Problem with logging in WP users automatically

As an interim measure while migrating users to a new system I have devised a solution where when a user logs in the old system, they are forwarded to the new system and automatically logged in to their new account based on their user id.

The code on old system looks like this:

function client_redirect_select_users($user_login, $user) {
  $user_id = $user->ID;
  $redirect_user = get_user_meta($user_id, 'client_redirect_user', true);
  if (intval($redirect_user) == 1) :
    $redirect_user_id = get_user_meta($user_id, 'client_redirect_user_id', true);
    /* Construct fancy string to obscure user id */
    wp_redirect('http://sillysite.com/?user_redirect=".$redirect_user_string);
    exit();
  endif;
}
add_action("wp_login', 'client_redirect_select_users', 10, 2);

The code on new system looks as follows:

 function client_auto_login() {
  if (!is_user_logged_in()) :
    if (isset($_GET['user_redirect'])) :
      $user_login_string = intval($_GET['user_redirect']);
      /* Do some fancy stuff to extract user id from the GET string */
      $user_data = get_userdata($decrypted_user_id);
      if ($user_data) :
        $user_login = $user_data->user_login;
        wp_set_current_user($user_id, $user_login);
        wp_set_auth_cookie($user_id, true);
        do_action('wp_login', $user_login);
      endif;
    endif;
  endif;
}

add_action('init', 'client_auto_login');

The user is logged in correctly and can see their data. But when they click on any link on the page they are logged out again. Why? 🙁
Is there a better way to do this? I COULD send the user password from the old system as well (with some trivial encryption ofc) and use wp_signon() instead, but I’d rather not.

Help?

(I am 110% aware that this is not a secure solution AT ALL, but it is an interim measure for a few weeks while we get the new system up and running in it’s entirety, and the users are not technical at all so we are trying to make it as painless as possible for them. It is also not immediately obvious how to gain access to any account simply by looking at the user login string or even supplying a random user id, although the mechanism can be guessed with some effort).
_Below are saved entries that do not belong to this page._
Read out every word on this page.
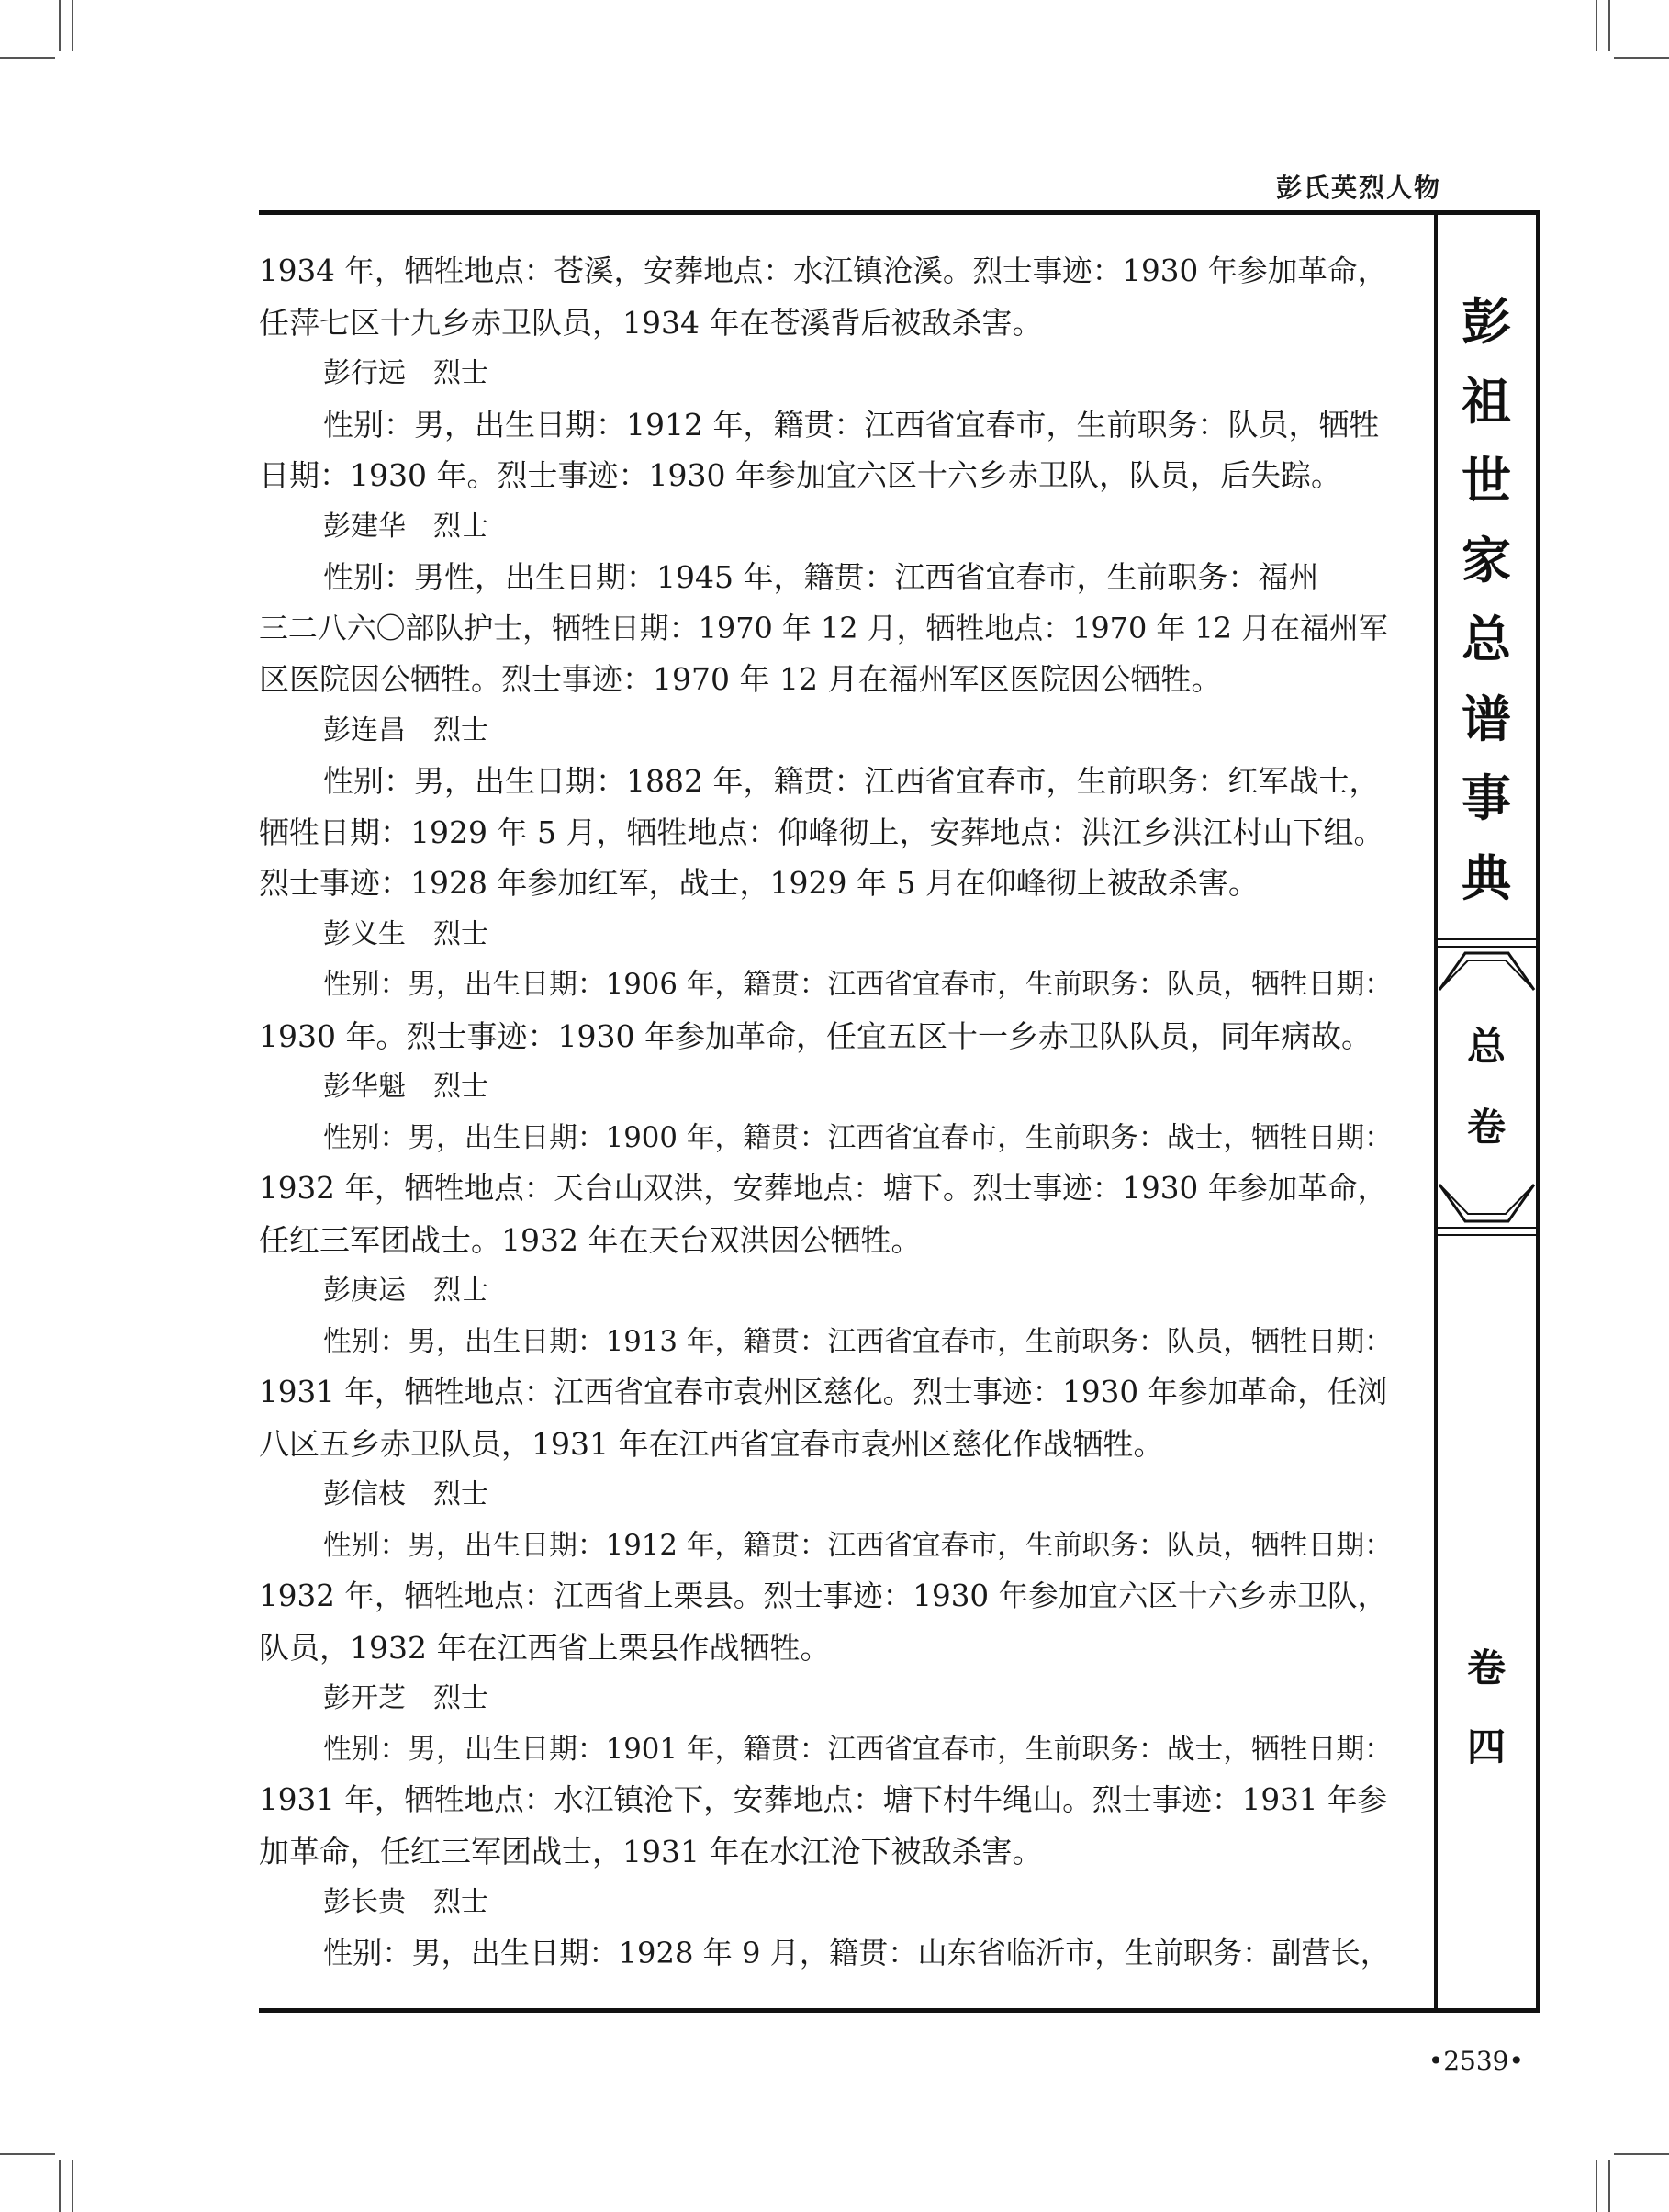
彭氏英烈人物
彭
祖
世
家
总
谱
事
典
总
卷
卷
四

1934 年，牺牲地点：苍溪，安葬地点：水江镇沧溪。烈士事迹：1930 年参加革命，

任萍七区十九乡赤卫队员，1934 年在苍溪背后被敌杀害。

彭行远　烈士

性别：男，出生日期：1912 年，籍贯：江西省宜春市，生前职务：队员，牺牲

日期：1930 年。烈士事迹：1930 年参加宜六区十六乡赤卫队，队员，后失踪。

彭建华　烈士

性别：男性，出生日期：1945 年，籍贯：江西省宜春市，生前职务：福州

三二八六〇部队护士，牺牲日期：1970 年 12 月，牺牲地点：1970 年 12 月在福州军

区医院因公牺牲。烈士事迹：1970 年 12 月在福州军区医院因公牺牲。

彭连昌　烈士

性别：男，出生日期：1882 年，籍贯：江西省宜春市，生前职务：红军战士，

牺牲日期：1929 年 5 月，牺牲地点：仰峰彻上，安葬地点：洪江乡洪江村山下组。

烈士事迹：1928 年参加红军，战士，1929 年 5 月在仰峰彻上被敌杀害。

彭义生　烈士

性别：男，出生日期：1906 年，籍贯：江西省宜春市，生前职务：队员，牺牲日期：

1930 年。烈士事迹：1930 年参加革命，任宜五区十一乡赤卫队队员，同年病故。

彭华魁　烈士

性别：男，出生日期：1900 年，籍贯：江西省宜春市，生前职务：战士，牺牲日期：

1932 年，牺牲地点：天台山双洪，安葬地点：塘下。烈士事迹：1930 年参加革命，

任红三军团战士。1932 年在天台双洪因公牺牲。

彭庚运　烈士

性别：男，出生日期：1913 年，籍贯：江西省宜春市，生前职务：队员，牺牲日期：

1931 年，牺牲地点：江西省宜春市袁州区慈化。烈士事迹：1930 年参加革命，任浏

八区五乡赤卫队员，1931 年在江西省宜春市袁州区慈化作战牺牲。

彭信枝　烈士

性别：男，出生日期：1912 年，籍贯：江西省宜春市，生前职务：队员，牺牲日期：

1932 年，牺牲地点：江西省上栗县。烈士事迹：1930 年参加宜六区十六乡赤卫队，

队员，1932 年在江西省上栗县作战牺牲。

彭开芝　烈士

性别：男，出生日期：1901 年，籍贯：江西省宜春市，生前职务：战士，牺牲日期：

1931 年，牺牲地点：水江镇沧下，安葬地点：塘下村牛绳山。烈士事迹：1931 年参

加革命，任红三军团战士，1931 年在水江沧下被敌杀害。

彭长贵　烈士

性别：男，出生日期：1928 年 9 月，籍贯：山东省临沂市，生前职务：副营长，

•2539•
In the end, wp_signon() was the solution, as the cookie was apparently not set with the code I was using.
I followed this solution
https://gist.github.com/iandunn/8162246
to circumvent a need for password and added these functions to functions.php.

I also moved the autologin code from ‘init’ to template where it executes before any headers are sent or any html is output (above wp_head() ).

So now it looks like this:

if (!is_user_logged_in()) :
    if (isset($_GET['user_redirect'])) :
    $user_login_string = intval($_GET['user_redirect']);
    /* Fancy user id retrieval stuff */ 
    $user_data = get_userdata($decrypted_user_id);
    if ($user_data) :
      $user_login = $user_data->user_login;
      $loggedin = programmatic_login( $user_login ); // <--- Gist function
      if ($loggedin) :
        wp_redirect('/userpage');
        exit();
      endif;
    endif;
  else :
    wp_redirect(wp_login_url());
    exit;
  endif;
endif;

And it works, wie, yay, happy dance.